The heat of summer is in June, July, and August, but commonly the cold breezes assuage the vehemency of the heat. The chief of winter is half December, January, February, and half March. The cold is extreme sharp, but here the proverb is true, that no extreme long continueth.

  Certainly it is not the damp and mild climate of England;4 but many could be found to say that this is no disadvantage. Thomas Jefferson, for example, at the end of the eighteenth century, exulted in the fact that whereas in Europe one never saw a wholly blue sky, quite innocent of cloud, in Virginia it was common.

  So much is true; but it is equally true that the new colony more than once came within a hair’s breadth of sharing the fate of Roanoke and Sagadahoc.

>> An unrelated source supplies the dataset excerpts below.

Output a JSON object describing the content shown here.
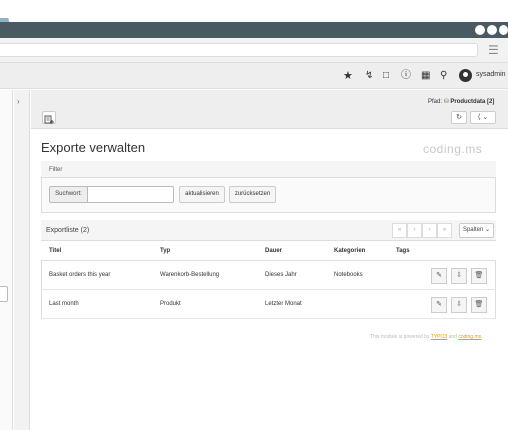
{
  "browser": {
    "menu_icon": "hamburger-icon"
  },
  "topbar": {
    "icons": [
      "star-icon",
      "bolt-icon",
      "document-icon",
      "help-icon",
      "system-info-icon",
      "search-icon"
    ],
    "username": "sysadmin"
  },
  "docheader": {
    "path_label": "Pfad:",
    "path_value": "Productdata [2]"
  },
  "page": {
    "title": "Exporte verwalten",
    "logo_text": "coding.ms"
  },
  "filter": {
    "title": "Filter",
    "search_label": "Suchwort:",
    "search_value": "",
    "refresh_label": "aktualisieren",
    "reset_label": "zurücksetzen"
  },
  "list": {
    "title": "Exportliste (2)",
    "columns_button": "Spalten",
    "columns": [
      "Titel",
      "Typ",
      "Dauer",
      "Kategorien",
      "Tags"
    ],
    "rows": [
      {
        "title": "Basket orders this year",
        "type": "Warenkorb-Bestellung",
        "duration": "Dieses Jahr",
        "categories": "Notebooks",
        "tags": ""
      },
      {
        "title": "Last month",
        "type": "Produkt",
        "duration": "Letzter Monat",
        "categories": "",
        "tags": ""
      }
    ]
  },
  "footer": {
    "prefix": "This module is powered by",
    "link1": "TYPO3",
    "middle": "and",
    "link2": "coding.ms"
  }
}
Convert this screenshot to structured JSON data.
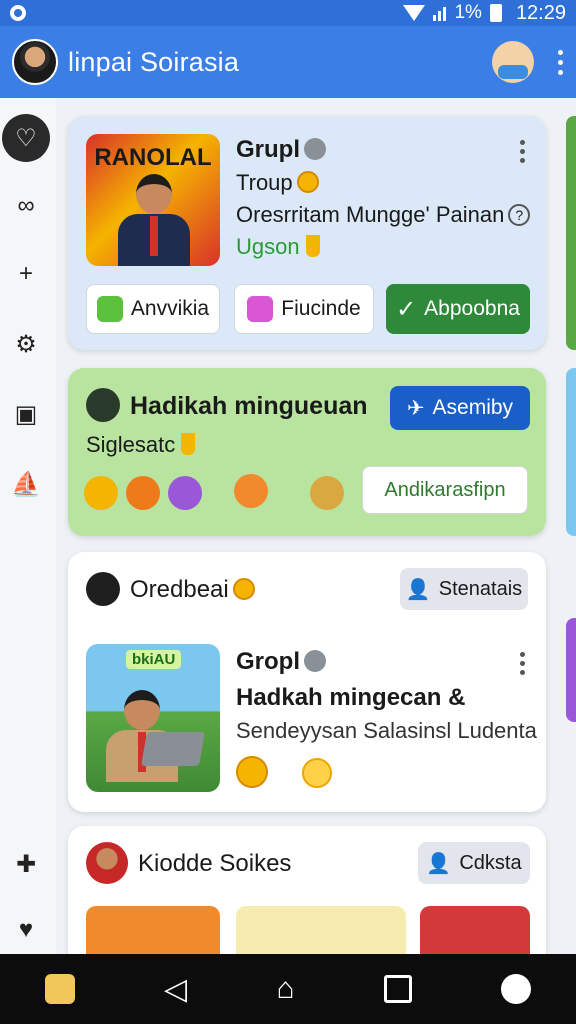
{
  "status_bar": {
    "battery": "1%",
    "time": "12:29"
  },
  "app_bar": {
    "title": "linpai Soirasia",
    "avatar_icon": "profile-avatar",
    "mascot_icon": "mascot-icon"
  },
  "rail": {
    "items": [
      "heart-icon",
      "infinity-icon",
      "plus-icon",
      "gear-icon",
      "book-icon",
      "boat-icon",
      "cross-icon",
      "heart-filled-icon"
    ]
  },
  "card1": {
    "thumb_title": "RANOLAL",
    "title": "Grupl",
    "line1": "Troup",
    "line2": "Oresrritam Mungge' Painan",
    "line3": "Ugson",
    "buttons": [
      "Anvvikia",
      "Fiucinde",
      "Abpoobna"
    ]
  },
  "card2": {
    "title": "Hadikah mingueuan",
    "subtitle": "Siglesatc",
    "action": "Asemiby",
    "secondary": "Andikarasfipn"
  },
  "card3": {
    "title": "Oredbeai",
    "chip": "Stenatais",
    "thumb_badge": "bkiAU",
    "name": "Gropl",
    "heading": "Hadkah mingecan &",
    "sub": "Sendeyysan Salasinsl Ludenta"
  },
  "card4": {
    "title": "Kiodde Soikes",
    "chip": "Cdksta"
  },
  "colors": {
    "primary": "#3a7ee6",
    "green_card": "#b8e49f",
    "blue_card": "#dbe8f7",
    "accent_green": "#2e8a3a",
    "accent_blue": "#1a5fc8"
  }
}
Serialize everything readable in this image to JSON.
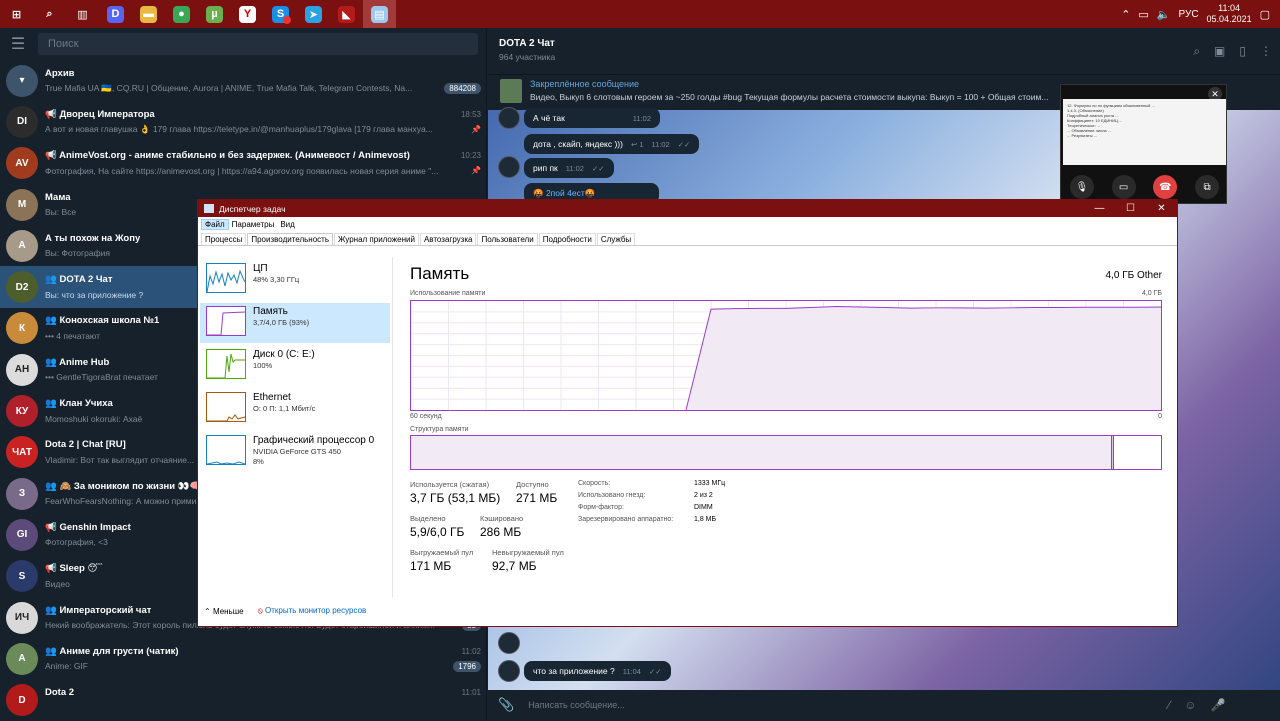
{
  "taskbar": {
    "icons": [
      {
        "name": "start-icon",
        "glyph": "⊞",
        "color": "transparent"
      },
      {
        "name": "search-icon",
        "glyph": "⌕",
        "color": "transparent"
      },
      {
        "name": "taskview-icon",
        "glyph": "▥",
        "color": "transparent"
      },
      {
        "name": "discord-icon",
        "glyph": "D",
        "color": "#5865f2"
      },
      {
        "name": "explorer-icon",
        "glyph": "▬",
        "color": "#e8b842"
      },
      {
        "name": "chrome-icon",
        "glyph": "●",
        "color": "#3aa757"
      },
      {
        "name": "utorrent-icon",
        "glyph": "µ",
        "color": "#6ab04c"
      },
      {
        "name": "yandex-icon",
        "glyph": "Y",
        "color": "#ffffff"
      },
      {
        "name": "skype-icon",
        "glyph": "S",
        "color": "#1a8fe3"
      },
      {
        "name": "telegram-icon",
        "glyph": "➤",
        "color": "#2aa3e0"
      },
      {
        "name": "dota-icon",
        "glyph": "◣",
        "color": "#b31b1b"
      },
      {
        "name": "taskmanager-icon",
        "glyph": "▤",
        "color": "#9ec7ee"
      }
    ],
    "lang": "РУС",
    "time": "11:04",
    "date": "05.04.2021"
  },
  "sidebar": {
    "search_placeholder": "Поиск",
    "chats": [
      {
        "title": "Архив",
        "msg": "True Mafia UA 🇺🇦, CQ.RU | Общение, Aurora | ANIME, True Mafia Talk, Telegram Contests, Na...",
        "time": "",
        "unread": "884208",
        "ava": "#3e546a",
        "ava_text": "▾"
      },
      {
        "title": "📢 Дворец Императора",
        "msg": "А вот и новая главушка 👌 179 глава https://teletype.in/@manhuaplus/179glava [179 глава манхуа...",
        "time": "18:53",
        "unread": "",
        "ava": "#2c2c2c",
        "ava_text": "DI"
      },
      {
        "title": "📢 AnimeVost.org - аниме стабильно и без задержек. (Анимевост / Animevost)",
        "msg": "Фотография, На сайте https://animevost.org | https://a94.agorov.org появилась новая серия аниме \"...",
        "time": "10:23",
        "unread": "",
        "ava": "#a23b1e",
        "ava_text": "AV"
      },
      {
        "title": "Мама",
        "msg": "Вы: Все",
        "time": "",
        "unread": "",
        "ava": "#8a7356",
        "ava_text": "М"
      },
      {
        "title": "А ты похож на Жопу",
        "msg": "Вы: Фотография",
        "time": "",
        "unread": "",
        "ava": "#a89a88",
        "ava_text": "А"
      },
      {
        "title": "👥 DOTA 2 Чат",
        "msg": "Вы: что за приложение ?",
        "time": "",
        "unread": "",
        "ava": "#4e5d2c",
        "ava_text": "D2"
      },
      {
        "title": "👥 Коноxская школа №1",
        "msg": "••• 4 печатают",
        "time": "",
        "unread": "",
        "ava": "#c88b3a",
        "ava_text": "К"
      },
      {
        "title": "👥 Anime Hub",
        "msg": "••• GentleTigoraBrat печатает",
        "time": "",
        "unread": "",
        "ava": "#dcdcdc",
        "ava_text": "AH"
      },
      {
        "title": "👥 Клан Учиха",
        "msg": "Momoshuki okorukі: Ахаё",
        "time": "",
        "unread": "",
        "ava": "#b0202a",
        "ava_text": "КУ"
      },
      {
        "title": "Dota 2 | Chat [RU]",
        "msg": "Vladimir: Вот так выглядит отчаяние...",
        "time": "",
        "unread": "",
        "ava": "#c92222",
        "ava_text": "ЧАТ"
      },
      {
        "title": "👥 🙈 За моником по жизни 👀🧠",
        "msg": "FearWhoFearsNothing: А можно прими...",
        "time": "",
        "unread": "",
        "ava": "#7a6a8a",
        "ava_text": "З"
      },
      {
        "title": "📢 Genshin Impact",
        "msg": "Фотография, <3",
        "time": "",
        "unread": "",
        "ava": "#5b4a7a",
        "ava_text": "GI"
      },
      {
        "title": "📢 Sleep 😴",
        "msg": "Видео",
        "time": "",
        "unread": "",
        "ava": "#2a3a6a",
        "ava_text": "S"
      },
      {
        "title": "👥 Императорский чат",
        "msg": "Некий воображатель: Этот король пилюль будет служить семью ло. Будет старейшиной и алхим...",
        "time": "11:03",
        "unread": "35",
        "ava": "#d9d9d9",
        "ava_text": "ИЧ"
      },
      {
        "title": "👥 Аниме для грусти (чатик)",
        "msg": "Anime: GIF",
        "time": "11:02",
        "unread": "1796",
        "ava": "#6b8a5a",
        "ava_text": "А"
      },
      {
        "title": "Dota 2",
        "msg": "",
        "time": "11:01",
        "unread": "",
        "ava": "#b31b1b",
        "ava_text": "D"
      }
    ]
  },
  "chat": {
    "title": "DOTA 2 Чат",
    "subtitle": "964 участника",
    "pinned_title": "Закреплённое сообщение",
    "pinned_msg": "Видео, Выкуп 6 слотовым героем за ~250 голды #bug  Текущая формулы расчета стоимости выкупа: Выкуп = 100 + Общая стоим...",
    "messages": [
      {
        "text": "А чё так",
        "time": "11:02"
      },
      {
        "text": "дота , скайп, яндекс )))",
        "time": "11:02"
      },
      {
        "text": "рип пк",
        "time": "11:02"
      },
      {
        "text": "🤬 2пой 4ест🤬",
        "time": ""
      },
      {
        "text": "что за приложение ?",
        "time": "11:04"
      }
    ],
    "composer_placeholder": "Написать сообщение..."
  },
  "call": {
    "doc_lines": [
      "12. Формулы по по функциям обыкновенный ...",
      "1.4.3. (Объяснение)",
      "Подробный анализ роста ...",
      "Коэффициент: 10 ЕДИНИЦ ...",
      "Теоретическое: ...",
      "... Объявление числа ...",
      "... Результаты ..."
    ]
  },
  "taskmanager": {
    "title": "Диспетчер задач",
    "menu": [
      "Файл",
      "Параметры",
      "Вид"
    ],
    "tabs": [
      "Процессы",
      "Производительность",
      "Журнал приложений",
      "Автозагрузка",
      "Пользователи",
      "Подробности",
      "Службы"
    ],
    "resources": [
      {
        "name": "ЦП",
        "sub": "48% 3,30 ГГц",
        "sub2": "",
        "color": "#1782c4"
      },
      {
        "name": "Память",
        "sub": "3,7/4,0 ГБ (93%)",
        "sub2": "",
        "color": "#9b3dc4"
      },
      {
        "name": "Диск 0 (C: E:)",
        "sub": "100%",
        "sub2": "",
        "color": "#4da60c"
      },
      {
        "name": "Ethernet",
        "sub": "О: 0 П: 1,1 Мбит/с",
        "sub2": "",
        "color": "#a7590f"
      },
      {
        "name": "Графический процессор 0",
        "sub": "NVIDIA GeForce GTS 450",
        "sub2": "8%",
        "color": "#1782c4"
      }
    ],
    "heading": "Память",
    "mem_type": "4,0 ГБ Other",
    "usage_label": "Использование памяти",
    "usage_max": "4,0 ГБ",
    "axis_left": "60 секунд",
    "axis_right": "0",
    "structure_label": "Структура памяти",
    "stats": [
      {
        "k": "Используется (сжатая)",
        "v": "3,7 ГБ (53,1 МБ)"
      },
      {
        "k": "Доступно",
        "v": "271 МБ"
      },
      {
        "k": "Выделено",
        "v": "5,9/6,0 ГБ"
      },
      {
        "k": "Кэшировано",
        "v": "286 МБ"
      },
      {
        "k": "Выгружаемый пул",
        "v": "171 МБ"
      },
      {
        "k": "Невыгружаемый пул",
        "v": "92,7 МБ"
      }
    ],
    "details": [
      {
        "k": "Скорость:",
        "v": "1333 МГц"
      },
      {
        "k": "Использовано гнезд:",
        "v": "2 из 2"
      },
      {
        "k": "Форм-фактор:",
        "v": "DIMM"
      },
      {
        "k": "Зарезервировано аппаратно:",
        "v": "1,8 МБ"
      }
    ],
    "less": "Меньше",
    "monitor": "Открыть монитор ресурсов"
  },
  "chart_data": {
    "type": "area",
    "title": "Использование памяти",
    "x_range": [
      60,
      0
    ],
    "ylim": [
      0,
      4.0
    ],
    "x": [
      60,
      58,
      56,
      54,
      52,
      50,
      48,
      46,
      44,
      42,
      40,
      38,
      36,
      34,
      32,
      30,
      28,
      26,
      24,
      22,
      20,
      18,
      16,
      14,
      12,
      10,
      8,
      6,
      4,
      2,
      0
    ],
    "values": [
      0,
      0,
      0,
      0,
      0,
      0,
      0,
      0,
      0,
      0,
      0,
      0,
      3.7,
      3.72,
      3.73,
      3.73,
      3.76,
      3.8,
      3.78,
      3.76,
      3.74,
      3.75,
      3.75,
      3.74,
      3.75,
      3.76,
      3.76,
      3.77,
      3.77,
      3.77,
      3.78
    ]
  }
}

  In 1610 the settlers had actually abandoned the site and were sailing down-river when they met the new Governor, Lord De La Warr, sailing up it, with men and supplies sufficient to allow the enterprise to be renewed. At that time – only three years after its founding – Jamestown appeared

  rather as the ruins of some ancient fortification, than that any people living might now inhabit it. The pallisadoes… torn down, the ports open, the gates from the hinges, the church ruined and unfrequented, empty houses (whose owners’ untimely death had taken newly from them) rent up and burnt, the living not able, as they pretended, to step into the woods to gather other firewóod.

  And in 1617 a new Deputy-Governor found it much the same: ‘… but five or six houses, the church down, the palisadoes broken, the bridge in pieces, the well of fresh water spoiled…’ The more the early history of Virginia is studied, the more it must (and did) appear miraculous that the colony survived.